Leader de la sécurisation des emails, Mailinblack voit converger chaque année plus de 5 milliards d'emails par ses serveurs. Grâce à son Lab d'Intelligence Artificielle, ses développeurs et sa production, l'équipe de Mailinblack s'applique a améliorer quotidiennement le produit et le niveau de sécurisation des communications de plus de 9000 mairies, conseils départementaux, régionaux, hôpitaux, PME, ETI. Témoin de la sur-connexion et du technostress en France, Mailinblack ne peut qu'agir en faveur du droit à la déconnexion.

Thomas Kerjean, Directeur Général de Mailinblack et ses collaborateurs, Laura Maret, Head of Sales & Marketing, Maxime Lefèvre, Product Owner et Paul Tolmer, Head of Product se sont entourés de 11 experts du numérique pour élaborer un manifeste afin de promouvoir un droit à la déconnexion.

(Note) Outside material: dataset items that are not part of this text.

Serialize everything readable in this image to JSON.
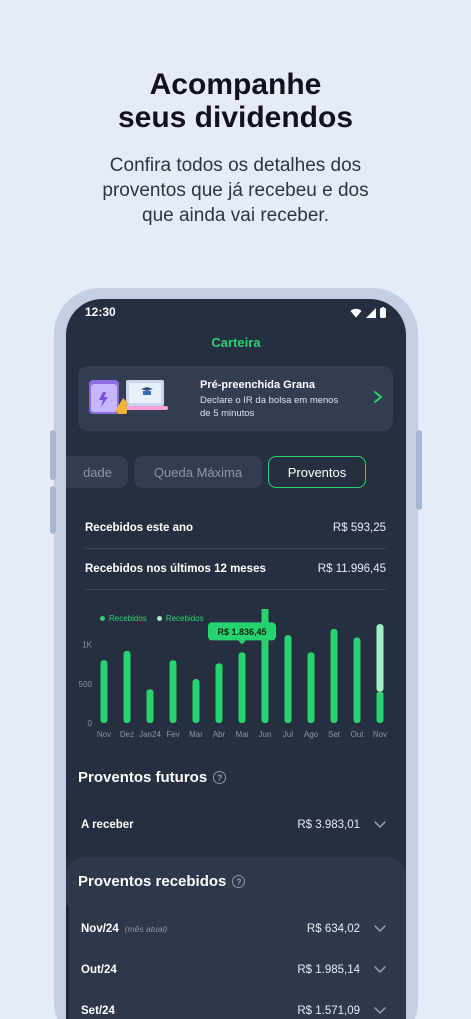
{
  "hero": {
    "title_line1": "Acompanhe",
    "title_line2": "seus dividendos",
    "sub_line1": "Confira todos os detalhes dos",
    "sub_line2": "proventos que já recebeu e dos",
    "sub_line3": "que ainda vai receber."
  },
  "status_bar": {
    "time": "12:30"
  },
  "header": {
    "title": "Carteira"
  },
  "promo": {
    "title": "Pré-preenchida Grana",
    "desc": "Declare o IR da bolsa em menos de 5 minutos"
  },
  "tabs": [
    {
      "label": "dade"
    },
    {
      "label": "Queda Máxima"
    },
    {
      "label": "Proventos",
      "active": true
    }
  ],
  "summary": [
    {
      "label": "Recebidos este ano",
      "value": "R$ 593,25"
    },
    {
      "label": "Recebidos nos últimos 12 meses",
      "value": "R$ 11.996,45"
    }
  ],
  "chart_data": {
    "type": "bar",
    "title": "",
    "legend": [
      {
        "name": "Recebidos",
        "color": "#27d36f"
      },
      {
        "name": "Recebidos",
        "color": "#9ff0c6"
      }
    ],
    "categories": [
      "Nov",
      "Dez",
      "Jan24",
      "Fev",
      "Mar",
      "Abr",
      "Mai",
      "Jun",
      "Jul",
      "Ago",
      "Set",
      "Out",
      "Nov"
    ],
    "series": [
      {
        "name": "Recebidos",
        "values": [
          800,
          920,
          430,
          800,
          560,
          760,
          900,
          1500,
          1120,
          900,
          1200,
          1090,
          400
        ]
      },
      {
        "name": "Recebidos",
        "values": [
          0,
          0,
          0,
          0,
          0,
          0,
          0,
          0,
          0,
          0,
          0,
          0,
          860
        ]
      }
    ],
    "yticks": [
      "0",
      "500",
      "1K"
    ],
    "ylim": [
      0,
      1300
    ],
    "tooltip": {
      "category": "Mai",
      "label": "R$ 1.836,45"
    },
    "colors": {
      "primary": "#27d36f",
      "secondary": "#9ff0c6"
    }
  },
  "futuros": {
    "title": "Proventos futuros",
    "info_icon": "?",
    "rows": [
      {
        "label": "A receber",
        "value": "R$ 3.983,01"
      }
    ]
  },
  "recebidos": {
    "title": "Proventos recebidos",
    "info_icon": "?",
    "rows": [
      {
        "label": "Nov/24",
        "note": "(mês atual)",
        "value": "R$ 634,02"
      },
      {
        "label": "Out/24",
        "value": "R$ 1.985,14"
      },
      {
        "label": "Set/24",
        "value": "R$ 1.571,09"
      }
    ]
  },
  "colors": {
    "accent": "#27d36f",
    "screen_bg": "#262f40",
    "page_bg": "#e6ecf7"
  }
}
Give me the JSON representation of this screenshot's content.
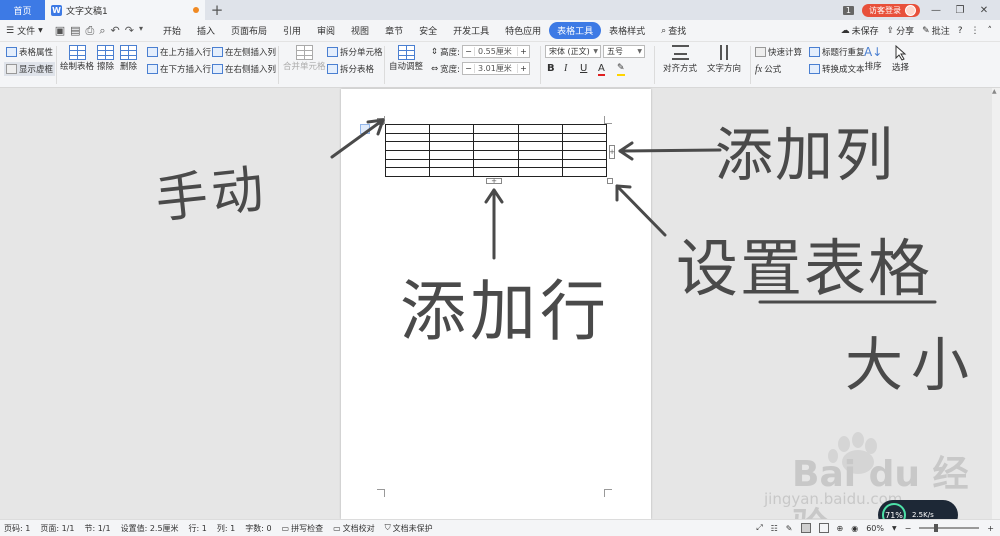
{
  "titlebar": {
    "home": "首页",
    "doc_tab": "文字文稿1",
    "doc_icon": "W",
    "new_tab": "+",
    "window_count": "1",
    "visitor_login": "访客登录",
    "minimize": "▢",
    "restore": "❐",
    "close": "✕"
  },
  "menubar": {
    "file": "文件",
    "items": [
      "开始",
      "插入",
      "页面布局",
      "引用",
      "审阅",
      "视图",
      "章节",
      "安全",
      "开发工具",
      "特色应用",
      "表格工具",
      "表格样式"
    ],
    "search": "查找",
    "unsaved": "未保存",
    "share": "分享",
    "comment": "批注"
  },
  "ribbon": {
    "table_props": "表格属性",
    "show_grid": "显示虚框",
    "draw_table": "绘制表格",
    "erase": "擦除",
    "delete": "删除",
    "insert_above": "在上方插入行",
    "insert_below": "在下方插入行",
    "insert_left": "在左侧插入列",
    "insert_right": "在右侧插入列",
    "merge_cells": "合并单元格",
    "split_cells": "拆分单元格",
    "split_table": "拆分表格",
    "auto_fit": "自动调整",
    "height_label": "高度:",
    "height_value": "0.55厘米",
    "width_label": "宽度:",
    "width_value": "3.01厘米",
    "font_name": "宋体 (正文)",
    "font_size": "五号",
    "bold": "B",
    "italic": "I",
    "underline": "U",
    "font_color": "A",
    "align": "对齐方式",
    "text_direction": "文字方向",
    "quick_calc": "快速计算",
    "title_repeat": "标题行重复",
    "formula": "公式",
    "convert_text": "转换成文本",
    "sort": "排序",
    "select": "选择"
  },
  "table": {
    "rows": 6,
    "cols": 5,
    "add_row": "+",
    "add_col": "+",
    "move": "+"
  },
  "annotations": {
    "move": "手动",
    "add_col": "添加列",
    "add_row": "添加行",
    "set_size_line1": "设置表格",
    "set_size_line2": "大小"
  },
  "watermark": {
    "brand": "Bai du 经验",
    "url": "jingyan.baidu.com"
  },
  "speed_widget": {
    "percent": "71%",
    "rate": "2.5K/s"
  },
  "statusbar": {
    "page_num": "页码: 1",
    "pages": "页面: 1/1",
    "section": "节: 1/1",
    "setting": "设置值: 2.5厘米",
    "row": "行: 1",
    "col": "列: 1",
    "words": "字数: 0",
    "spell": "拼写检查",
    "proof": "文档校对",
    "protect": "文档未保护",
    "zoom": "60%",
    "zoom_minus": "−",
    "zoom_plus": "+"
  }
}
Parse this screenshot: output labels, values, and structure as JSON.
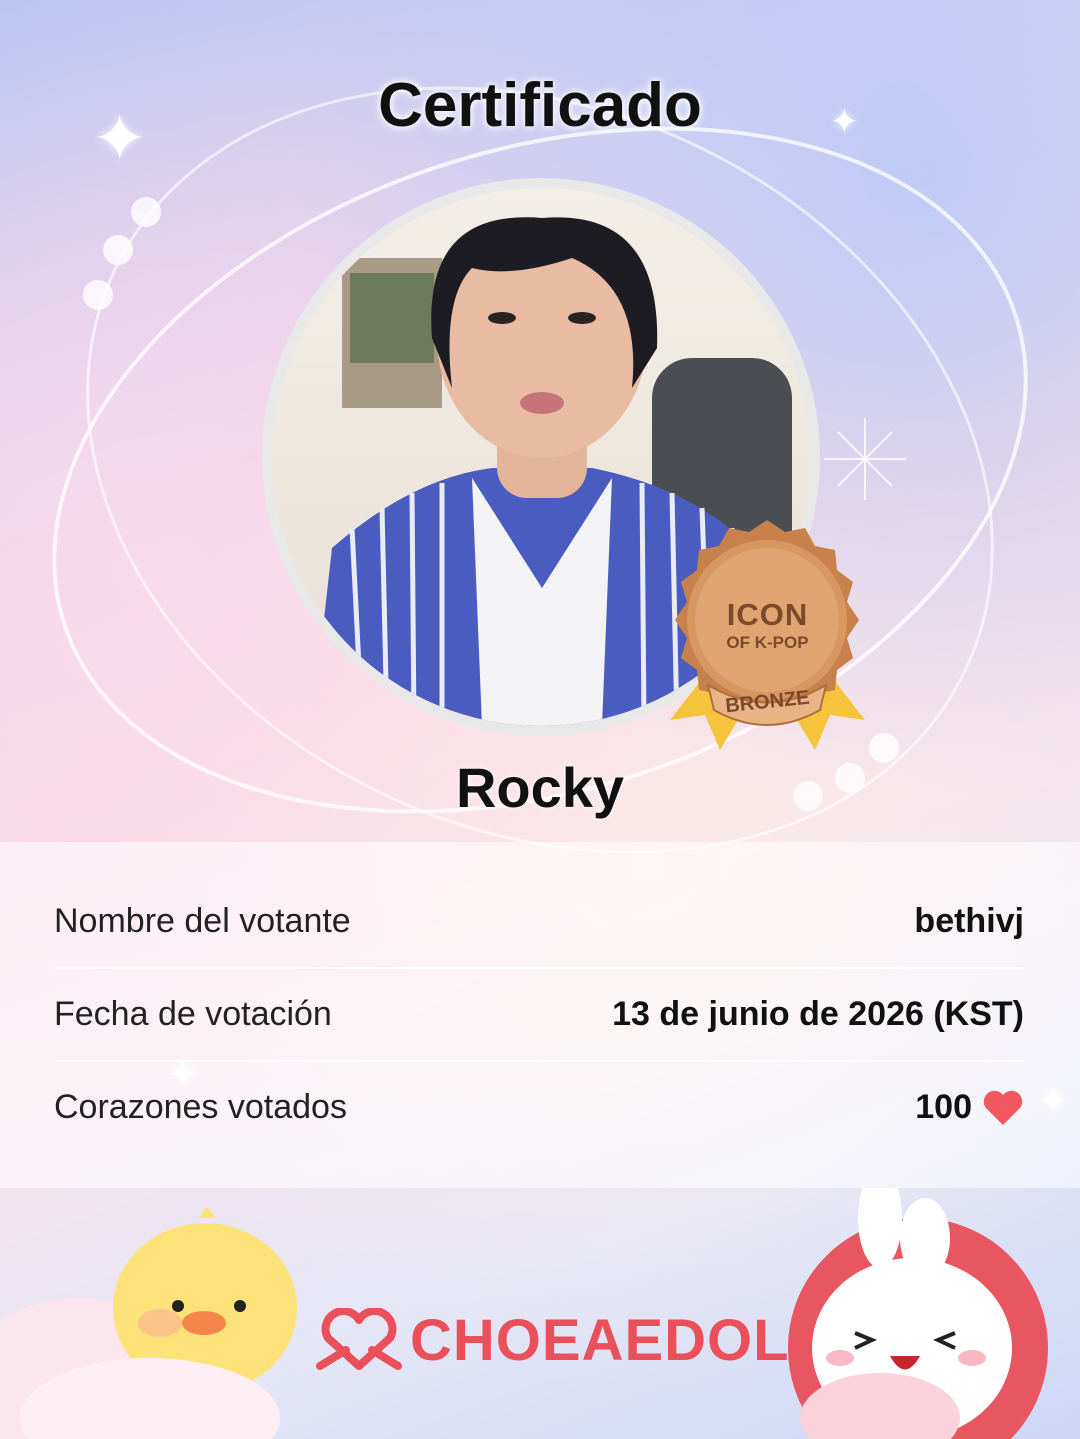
{
  "title": "Certificado",
  "idol": {
    "name": "Rocky"
  },
  "medal": {
    "line1": "ICON",
    "line2": "OF K-POP",
    "tier": "BRONZE"
  },
  "info": {
    "voter_label": "Nombre del votante",
    "voter_value": "bethivj",
    "date_label": "Fecha de votación",
    "date_value": "13 de junio de 2026 (KST)",
    "hearts_label": "Corazones votados",
    "hearts_value": "100"
  },
  "brand": {
    "name": "CHOEAEDOL"
  },
  "icons": {
    "heart": "heart-icon",
    "logo": "choeaedol-logo-icon",
    "moon": "moon-icon",
    "sparkle": "sparkle-icon"
  },
  "colors": {
    "brand_red": "#e9505a",
    "bronze": "#c8814a",
    "ribbon": "#f6c43c"
  }
}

Thierry Keller, Directeur éditorial d'Usbek et Rica, Eric Gervet, Partner chez KEARNEY, Laurence Devillers, Professeur, chercheuse au CNRS-LIMSI, Didier Pawlak, DSI du Groupe Pénélope, François Cazals, professeur à HEC, Jullien Brezun, DG de l'Institut Great Place to Work, Emmanuelle Leneuf, DG de Flashtweet, Stéphanie Levy, Chroniqueuse des usages numériques, Mickael Guérin, Consultant Expérience Clients, Betsy Parayil, Fondatrice de Connection Leadership, Présidente de Mindfulness Solidaire et Frédéric Cavazza, Consultant et Confe??rencier, Co-fondateur du cabinet SYSK , ont contribué à ce manifeste.

Tous partagent une réelle volonté de transformation positive de la société et ont souhaité collaborer à ce projet, véritable sujet sociétal en passe de devenir central en France. Ils se sont intéressés au sens de la déconnexion, ce qu'elle implique et qui elle concerne. La question de l'évolution de la technologie et de l'Homme est abordée : comment faire évoluer la culture managériale à l'ère de l'IA ? Le besoin de sens et de bien-être dans la vie de l'Homme est-il antinomique avec la Tech ?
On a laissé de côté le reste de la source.